The configuration file gwin.ini used for the above injection is the same as what you need to analyze the data containing GW150914. You only need to change the command-line arguments to gwin to point it to the correct data. To do that, do one of the following:

  • If you are a LIGO member and are running on a LIGO Data Grid cluster: you can use the LIGO data server to automatically obtain the frame files. Simply set the following environment variables:

    FRAMES="--frame-type H1:H1_HOFT_C02 L1:L1_HOFT_C02"
    CHANNELS="H1:H1:DCS-CALIB_STRAIN_C02 L1:L1:DCS-CALIB_STRAIN_C02"
    
  • If you are not a LIGO member, or are not running on a LIGO Data Grid cluster: you need to obtain the data from the LIGO Open Science Center.
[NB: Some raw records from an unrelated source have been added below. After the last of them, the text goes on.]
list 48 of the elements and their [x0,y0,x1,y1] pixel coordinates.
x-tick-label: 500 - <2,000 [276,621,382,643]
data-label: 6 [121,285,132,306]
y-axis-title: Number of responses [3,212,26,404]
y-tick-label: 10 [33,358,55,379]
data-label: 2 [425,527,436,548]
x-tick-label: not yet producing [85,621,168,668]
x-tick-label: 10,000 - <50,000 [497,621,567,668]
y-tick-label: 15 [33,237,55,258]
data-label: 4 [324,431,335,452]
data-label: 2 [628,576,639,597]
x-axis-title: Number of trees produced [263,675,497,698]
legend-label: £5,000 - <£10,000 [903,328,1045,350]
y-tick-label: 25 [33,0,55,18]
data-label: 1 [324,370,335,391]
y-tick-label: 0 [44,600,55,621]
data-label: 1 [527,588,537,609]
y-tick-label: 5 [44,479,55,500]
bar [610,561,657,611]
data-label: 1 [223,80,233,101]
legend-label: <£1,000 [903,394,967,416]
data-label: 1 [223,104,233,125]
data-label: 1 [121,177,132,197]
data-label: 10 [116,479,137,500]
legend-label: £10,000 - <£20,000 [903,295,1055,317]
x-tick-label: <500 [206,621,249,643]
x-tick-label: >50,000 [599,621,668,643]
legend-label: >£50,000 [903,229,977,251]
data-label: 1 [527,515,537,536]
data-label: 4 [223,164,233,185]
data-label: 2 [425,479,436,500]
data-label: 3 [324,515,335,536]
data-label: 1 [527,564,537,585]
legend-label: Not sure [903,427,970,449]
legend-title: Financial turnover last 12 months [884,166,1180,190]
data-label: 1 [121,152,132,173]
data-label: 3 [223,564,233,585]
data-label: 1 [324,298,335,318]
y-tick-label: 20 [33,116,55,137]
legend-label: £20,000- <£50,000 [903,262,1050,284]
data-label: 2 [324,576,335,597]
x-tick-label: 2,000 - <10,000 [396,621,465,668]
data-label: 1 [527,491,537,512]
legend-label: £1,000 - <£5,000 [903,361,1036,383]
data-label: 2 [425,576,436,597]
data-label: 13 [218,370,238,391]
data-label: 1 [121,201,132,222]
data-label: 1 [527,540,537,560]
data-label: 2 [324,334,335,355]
First run the following commands to download the needed frame files to your working directory:

    wget https://losc.ligo.org/s/events/GW150914/H-H1_LOSC_4_V2-1126257414-4096.gwf
    wget https://losc.ligo.org/s/events/GW150914/L-L1_LOSC_4_V2-1126257414-4096.gwf
    

    Then set the following enviornment variables:

    FRAMES="--frame-files H1:H-H1_LOSC_4_V2-1126257414-4096.gwf L1:L-L1_LOSC_4_V2-1126257414-4096.gwf"
    CHANNELS="H1:LOSC-STRAIN L1:LOSC-STRAIN"
    

Now run:

# trigger parameters
TRIGGER_TIME=1126259462.42

# data to use
# the longest waveform covered by the prior must fit in these times
SEARCH_BEFORE=6
SEARCH_AFTER=2

# use an extra number of seconds of data in addition to the data specified
PAD_DATA=8

# PSD estimation options
PSD_ESTIMATION="H1:median L1:median"
PSD_INVLEN=4
PSD_SEG_LEN=16
PSD_STRIDE=8
PSD_DATA_LEN=1024

# sampler parameters
CONFIG_PATH=gwin.ini
OUTPUT_PATH=gwin.hdf
IFOS="H1 L1"
SAMPLE_RATE=2048
F_HIGHPASS=15
F_MIN=20
N_UPDATE=500
N_WALKERS=5000
N_SAMPLES=5000
N_CHECKPOINT=1000
PROCESSING_SCHEME=cpu

# the following sets the number of cores to use; adjust as needed to
# your computer's capabilities
NPROCS=12

# get coalescence time as an integer
TRIGGER_TIME_INT=${TRIGGER_TIME%.*}

# start and end time of data to read in
GPS_START_TIME=$((${TRIGGER_TIME_INT} - ${SEARCH_BEFORE} - ${PSD_INVLEN}))
GPS_END_TIME=$((${TRIGGER_TIME_INT} + ${SEARCH_AFTER} + ${PSD_INVLEN}))

# start and end time of data to read in for PSD estimation
PSD_START_TIME=$((${TRIGGER_TIME_INT} - ${PSD_DATA_LEN}/2))
PSD_END_TIME=$((${TRIGGER_TIME_INT} + ${PSD_DATA_LEN}/2))

# run sampler
# specifies the number of threads for OpenMP
# Running with OMP_NUM_THREADS=1 stops lalsimulation
# to spawn multiple jobs that would otherwise be used
# by gwin and cause a reduced runtime.
OMP_NUM_THREADS=1 \
gwin --verbose \
    --seed 12 \
    --instruments ${IFOS} \
    --gps-start-time ${GPS_START_TIME} \
    --gps-end-time ${GPS_END_TIME} \
    --channel-name ${CHANNELS} \
    ${FRAMES} \
    --strain-high-pass ${F_HIGHPASS} \
    --pad-data ${PAD_DATA} \
    --psd-estimation ${PSD_ESTIMATION} \
    --psd-start-time ${PSD_START_TIME} \
    --psd-end-time ${PSD_END_TIME} \
    --psd-segment-length ${PSD_SEG_LEN} \
    --psd-segment-stride ${PSD_STRIDE} \
    --psd-inverse-length ${PSD_INVLEN} \
    --sample-rate ${SAMPLE_RATE} \
    --low-frequency-cutoff ${F_MIN} \
    --config-file ${CONFIG_PATH} \
    --output-file ${OUTPUT_PATH} \
    --processing-scheme ${PROCESSING_SCHEME} \
    --sampler kombine \
    --burn-in-function max_posterior \
    --update-interval ${N_UPDATE} \
    --nwalkers ${N_WALKERS} \
    --n-independent-samples ${N_SAMPLES} \
    --checkpoint-interval ${N_CHECKPOINT} \
    --nprocesses ${NPROCS} \
    --save-strain \
    --save-psd \
    --save-stilde \
    --force

As discussed in the injection example above, the code will write results to gwin.hdf.checkpoint at every checkpoint interval, and will continue to run until it has obtained at least as many independent samples as specified by n-independent-samples. When this happens, gwin.hdf.checkpoint will be moved to gwin.hdf and the code will exit.